Japanese print showing a night-time attack on Pyongyang. Artist: Toshimitsu 平壌夜戦我兵大勝利 Heijō yasen waga hei daishōri, Japan, September 1894. BL 16126.d.2(71)
Japanese print showing a night-time attack on Pyongyang. Artist: Toshimitsu
平壌夜戦我兵大勝利 Heijō yasen waga hei daishōri, Japan, September 1894. BL 16126.d.2(71)
 noc

At the time of the war the prints served the role of modern news photographs, offering the Japanese and Chinese publics a visual impression of events as they unfolded.  They were produced quickly and in large numbers and vary greatly in artistic style and quality.  Examples survive today in many locations in Japan and overseas but a collection of this size is very rare.  Above all it is the presence of so many Chinese prints which makes the British Library’s holdings significant and one of the key aspects of the web exhibition is that it allows the events to be shown from both the Japanese and Chinese perspectives, albeit in very different ways.  The prints were also intended as domestic propaganda so it is instructive to be able to compare side by side images produced by both nations.  At the same time sensitive treatment and careful explanation of context is important for a modern audience.

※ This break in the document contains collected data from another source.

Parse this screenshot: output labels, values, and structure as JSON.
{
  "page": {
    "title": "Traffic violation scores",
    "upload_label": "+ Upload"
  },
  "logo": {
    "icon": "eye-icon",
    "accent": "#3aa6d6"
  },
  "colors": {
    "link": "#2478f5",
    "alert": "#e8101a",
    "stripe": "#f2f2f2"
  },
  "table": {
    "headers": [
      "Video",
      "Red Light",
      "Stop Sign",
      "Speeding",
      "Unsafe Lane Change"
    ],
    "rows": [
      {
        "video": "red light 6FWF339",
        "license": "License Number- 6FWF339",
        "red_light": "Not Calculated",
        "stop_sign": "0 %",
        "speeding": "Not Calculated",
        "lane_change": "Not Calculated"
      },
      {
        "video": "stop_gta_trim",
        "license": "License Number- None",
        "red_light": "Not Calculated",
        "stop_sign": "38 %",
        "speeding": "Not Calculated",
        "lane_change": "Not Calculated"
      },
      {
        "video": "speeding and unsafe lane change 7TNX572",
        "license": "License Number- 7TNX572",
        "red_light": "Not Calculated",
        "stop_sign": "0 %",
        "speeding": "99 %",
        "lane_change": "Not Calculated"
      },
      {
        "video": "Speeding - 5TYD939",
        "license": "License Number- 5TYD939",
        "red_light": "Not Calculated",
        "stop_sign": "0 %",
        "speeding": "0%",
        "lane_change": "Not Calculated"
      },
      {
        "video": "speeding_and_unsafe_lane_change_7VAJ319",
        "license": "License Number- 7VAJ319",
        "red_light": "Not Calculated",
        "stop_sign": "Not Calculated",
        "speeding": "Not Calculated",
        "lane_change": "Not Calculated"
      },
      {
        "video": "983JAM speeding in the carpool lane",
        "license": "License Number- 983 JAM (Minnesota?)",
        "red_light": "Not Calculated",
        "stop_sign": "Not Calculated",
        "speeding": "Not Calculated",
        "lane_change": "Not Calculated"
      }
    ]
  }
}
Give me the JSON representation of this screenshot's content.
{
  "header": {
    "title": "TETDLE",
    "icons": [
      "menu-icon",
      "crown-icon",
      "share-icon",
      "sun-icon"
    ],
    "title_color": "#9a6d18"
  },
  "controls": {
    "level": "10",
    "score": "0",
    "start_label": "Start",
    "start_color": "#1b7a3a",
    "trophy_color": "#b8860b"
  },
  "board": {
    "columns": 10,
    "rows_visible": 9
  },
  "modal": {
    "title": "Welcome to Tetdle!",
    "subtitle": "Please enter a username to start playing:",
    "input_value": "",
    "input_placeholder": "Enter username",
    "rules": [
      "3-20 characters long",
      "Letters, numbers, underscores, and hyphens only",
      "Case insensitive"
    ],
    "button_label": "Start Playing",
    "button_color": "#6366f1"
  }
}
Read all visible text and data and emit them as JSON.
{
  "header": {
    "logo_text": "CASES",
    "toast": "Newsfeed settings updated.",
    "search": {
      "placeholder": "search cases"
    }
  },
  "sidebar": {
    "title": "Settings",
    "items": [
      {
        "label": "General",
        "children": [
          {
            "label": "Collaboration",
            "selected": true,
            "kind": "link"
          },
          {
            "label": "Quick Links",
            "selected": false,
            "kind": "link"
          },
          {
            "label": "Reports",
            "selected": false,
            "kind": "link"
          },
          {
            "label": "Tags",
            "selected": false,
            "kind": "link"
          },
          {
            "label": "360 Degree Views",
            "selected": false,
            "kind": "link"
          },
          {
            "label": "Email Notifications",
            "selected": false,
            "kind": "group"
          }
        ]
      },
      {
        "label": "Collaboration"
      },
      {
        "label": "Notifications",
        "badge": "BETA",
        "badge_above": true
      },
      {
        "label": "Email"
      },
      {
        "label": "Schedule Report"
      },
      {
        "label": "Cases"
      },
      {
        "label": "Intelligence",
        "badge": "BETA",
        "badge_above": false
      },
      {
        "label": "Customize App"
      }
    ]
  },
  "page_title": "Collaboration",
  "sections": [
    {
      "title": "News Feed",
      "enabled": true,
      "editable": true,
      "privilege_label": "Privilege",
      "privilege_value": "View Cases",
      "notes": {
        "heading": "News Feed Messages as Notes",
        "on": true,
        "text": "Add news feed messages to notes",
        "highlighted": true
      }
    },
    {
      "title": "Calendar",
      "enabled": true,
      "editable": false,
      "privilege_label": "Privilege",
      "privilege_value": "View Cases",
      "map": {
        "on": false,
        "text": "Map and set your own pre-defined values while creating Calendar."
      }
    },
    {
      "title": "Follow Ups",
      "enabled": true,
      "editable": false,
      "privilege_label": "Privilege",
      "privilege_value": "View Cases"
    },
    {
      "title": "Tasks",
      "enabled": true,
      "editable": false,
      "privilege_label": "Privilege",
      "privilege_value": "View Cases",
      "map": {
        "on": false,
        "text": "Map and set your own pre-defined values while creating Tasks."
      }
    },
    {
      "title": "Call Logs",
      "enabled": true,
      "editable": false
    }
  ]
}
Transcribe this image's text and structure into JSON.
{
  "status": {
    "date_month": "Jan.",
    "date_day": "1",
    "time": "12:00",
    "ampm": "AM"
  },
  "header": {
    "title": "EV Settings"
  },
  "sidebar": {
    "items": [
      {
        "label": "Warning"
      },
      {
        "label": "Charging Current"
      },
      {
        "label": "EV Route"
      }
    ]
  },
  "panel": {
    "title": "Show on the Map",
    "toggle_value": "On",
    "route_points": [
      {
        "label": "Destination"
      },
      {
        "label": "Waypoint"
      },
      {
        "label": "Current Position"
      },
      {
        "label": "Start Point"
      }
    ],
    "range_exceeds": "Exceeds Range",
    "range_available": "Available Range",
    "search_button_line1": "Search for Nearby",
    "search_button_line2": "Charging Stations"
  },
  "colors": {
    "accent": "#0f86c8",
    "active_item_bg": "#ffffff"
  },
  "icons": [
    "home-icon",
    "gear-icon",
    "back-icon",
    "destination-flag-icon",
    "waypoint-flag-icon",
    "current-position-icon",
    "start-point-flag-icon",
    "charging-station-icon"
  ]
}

Chinese print showing a night-time attack on Pyongyang. Artist unknown 平壌夜戦 Pingrang ye zhan, China, 1894. BL 16126.d.4(30)
Chinese print showing a night-time attack on Pyongyang. Artist unknown
平壌夜戦 Pingrang ye zhan, China, 1894. BL 16126.d.4(30)
 noc

To provide a historical context and to enhance the research value of the exhibition, the staff of JACAR have selected relevant archival material on a range of topics including naval records from Japan’s National Institute for Defense Studies and documents from the Diplomatic Archives of the Ministry of Foreign Affairs which are presented on a thematic basis together with the visual material.  The website, which will be developed further over the coming months, also has maps and a chronology of the key events of the war, a select bibliography and a gallery providing Public Domain images of the 235 prints and bibliographic details for each.


Hamish Todd, Asian and African Studies
 ccownwork


[1] One additional Japanese triptych print (ORB.40/1008) was acquired in 2013.